Так проходит остаток вечера.
– Поезжай домой, друг, отдохни, – немного пришедший в себя Оливер хлопает Стаса по плечу, – мы здесь всё уберём.
Диана и внезапно примкнувший к ней пьяный Рихард соглашающе закивали. Тётя Валя уже успела откланяться и поспешила на вокзал, решив вернуться в Тулу ночным поездом, сославшись на то, что завтра ей на работу. Стас благодарит своих коллег и направляется к уже ожидающему его такси.
– Прости, Шнай, можно я сегодня побуду один? – нерешительно обращается он к сопровождающему его Думу.
– Конечно. Позвони завтра, как проснёшься.

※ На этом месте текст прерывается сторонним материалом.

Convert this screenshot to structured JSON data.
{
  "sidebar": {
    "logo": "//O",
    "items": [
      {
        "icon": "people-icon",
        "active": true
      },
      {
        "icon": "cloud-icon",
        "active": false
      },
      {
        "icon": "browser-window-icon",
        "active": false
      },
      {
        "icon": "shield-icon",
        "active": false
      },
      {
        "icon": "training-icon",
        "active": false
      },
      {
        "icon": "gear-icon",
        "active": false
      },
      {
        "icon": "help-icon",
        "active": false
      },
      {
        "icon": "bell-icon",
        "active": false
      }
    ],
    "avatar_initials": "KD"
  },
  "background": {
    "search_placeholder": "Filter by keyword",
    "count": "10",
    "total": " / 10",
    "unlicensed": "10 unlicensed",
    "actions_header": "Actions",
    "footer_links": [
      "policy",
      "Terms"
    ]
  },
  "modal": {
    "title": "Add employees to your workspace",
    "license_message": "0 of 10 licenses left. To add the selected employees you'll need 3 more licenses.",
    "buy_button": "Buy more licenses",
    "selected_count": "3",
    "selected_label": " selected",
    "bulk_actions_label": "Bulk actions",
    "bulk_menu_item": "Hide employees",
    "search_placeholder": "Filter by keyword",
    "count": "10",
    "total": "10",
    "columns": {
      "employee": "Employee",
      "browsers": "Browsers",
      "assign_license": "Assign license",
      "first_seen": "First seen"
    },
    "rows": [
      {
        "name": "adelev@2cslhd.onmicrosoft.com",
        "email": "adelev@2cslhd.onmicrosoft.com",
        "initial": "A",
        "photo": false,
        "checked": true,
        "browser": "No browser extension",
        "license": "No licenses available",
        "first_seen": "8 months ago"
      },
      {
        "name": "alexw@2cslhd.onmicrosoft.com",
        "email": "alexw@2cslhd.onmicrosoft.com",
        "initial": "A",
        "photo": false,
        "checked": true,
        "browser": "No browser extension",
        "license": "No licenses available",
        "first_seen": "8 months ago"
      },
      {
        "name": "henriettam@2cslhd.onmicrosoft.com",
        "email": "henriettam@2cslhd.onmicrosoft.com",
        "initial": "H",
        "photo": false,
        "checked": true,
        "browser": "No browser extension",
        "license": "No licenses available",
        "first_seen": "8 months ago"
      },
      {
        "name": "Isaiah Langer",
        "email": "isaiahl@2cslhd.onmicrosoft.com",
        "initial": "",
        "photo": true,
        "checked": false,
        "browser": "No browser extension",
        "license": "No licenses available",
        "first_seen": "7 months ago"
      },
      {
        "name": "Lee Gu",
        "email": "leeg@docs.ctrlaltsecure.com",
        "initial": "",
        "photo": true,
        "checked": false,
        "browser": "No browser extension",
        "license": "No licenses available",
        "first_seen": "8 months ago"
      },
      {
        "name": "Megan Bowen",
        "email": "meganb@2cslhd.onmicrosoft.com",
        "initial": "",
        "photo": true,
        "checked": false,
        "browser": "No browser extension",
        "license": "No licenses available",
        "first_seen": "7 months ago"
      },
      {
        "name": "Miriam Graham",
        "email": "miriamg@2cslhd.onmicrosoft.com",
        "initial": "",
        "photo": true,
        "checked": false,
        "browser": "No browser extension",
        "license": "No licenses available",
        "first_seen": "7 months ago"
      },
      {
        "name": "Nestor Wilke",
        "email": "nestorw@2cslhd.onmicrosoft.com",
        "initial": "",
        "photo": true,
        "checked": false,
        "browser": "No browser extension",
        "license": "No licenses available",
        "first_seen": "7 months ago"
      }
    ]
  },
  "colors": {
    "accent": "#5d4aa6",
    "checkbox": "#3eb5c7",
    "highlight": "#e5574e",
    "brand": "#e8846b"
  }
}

Но Стас не звонит ни на следующий день, ни через день. Он взял отпуск, и никто из коллег не решается его тревожить. Хотя Диана всё же сделала пару дежурных звонков, дабы убедиться, что с парнем всё в порядке.
Шнайдер сидит у окна своей новой обители на первом этаже дома номер тридцать шесть. Сколько дней уже прошло – неделя или чуть меньше? Он обещал себе не быть навязчивым, но нетерпеливое ожидание уже давно переросло в щемящее чувство тревоги. Холодная неизвестность поглощает все его мысли, и, несмотря на раннее утро, он подумывает о том, чтобы заварить ещё чаю и открыть очередную бутылку коньяка. Его размышления пресекаются телефонным звонком. Шнайдер долго таращится в имя, высветившееся на экране, и на цифры под ним – 8:23. Восемь двадцать три утра, и он звонит.
– Да?
– Привет, Кристоф, как ты? – голос Стаса бодр и кажется даже немного весел.
– А ты как?
– Отлично! Не хочешь прогуляться?
– Сейчас? Куда?
– Да, прямо сейчас. На кладбище. Девятый день – так положено. Просто традиция. Погода сегодня хорошая.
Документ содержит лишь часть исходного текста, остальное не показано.